BA’s Last Boeing 747s Took Off For The Fast Time | Video

Editorial

The last two British Airways Boeing 747s took off for the very last time on Thursday morning from their home base at London Heathrow Airport. The aircraft took off shortly after each other from a drizzly runway. Initially, it was intended that the Boeing 747s would take off synchronously from the parallel runways, but bad weather threw a spanner in the works.

This marks the end of the 747 era at the British airline and its predecessor BOAC after almost fifty years of service. Over the past decades, thousands of employees have worked with the four-engined aircraft. Millions of passengers boarded the dozens of 747’s that BA has operated over the years.

The last two 747s to leave Heathrow were the G-CIVB (built 1994, featuring the Negus livery) and the G-CIVY (built 1998, featuring today’s Chatham Dockyard livery). Shortly after departure, the latter aircraft performed a fly-past over the south runway at Heathrow.

The aircraft made short flights to Cotswold Airport (Kemble) in Gloucestershire and Saint Athan in Wales respectively.

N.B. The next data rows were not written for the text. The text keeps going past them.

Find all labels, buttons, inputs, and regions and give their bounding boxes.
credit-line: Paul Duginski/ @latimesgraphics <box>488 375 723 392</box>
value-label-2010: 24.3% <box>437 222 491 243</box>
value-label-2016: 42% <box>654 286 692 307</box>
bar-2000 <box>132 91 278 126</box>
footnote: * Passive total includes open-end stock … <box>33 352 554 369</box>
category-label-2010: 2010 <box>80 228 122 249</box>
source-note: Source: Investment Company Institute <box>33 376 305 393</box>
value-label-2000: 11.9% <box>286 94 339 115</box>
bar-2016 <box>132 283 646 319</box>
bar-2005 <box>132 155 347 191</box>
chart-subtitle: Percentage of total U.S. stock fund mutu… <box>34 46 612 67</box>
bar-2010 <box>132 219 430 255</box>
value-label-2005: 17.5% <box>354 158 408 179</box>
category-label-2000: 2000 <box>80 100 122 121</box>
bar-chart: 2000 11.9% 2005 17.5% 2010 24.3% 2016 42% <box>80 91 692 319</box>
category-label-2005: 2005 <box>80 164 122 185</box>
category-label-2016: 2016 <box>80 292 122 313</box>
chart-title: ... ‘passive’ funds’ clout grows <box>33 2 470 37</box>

The demolition hammer is what follows for the planes, although according to rumors, the 747 that flew to Kemble will be given a place in a museum.

In addition, the airline is asking current and former employees, aviation experts and customers to share their 747 memories on Thursday at 7:47 am and 7:47 pm (UK time) via social media using the hashtag # BA747farewell.

This way, BA does not want to let the early retirement of the 747 fleet pass without ceremony entirely. The airline did not organize special sightseeing flights with the iconic aircraft type, possibly due to COVID.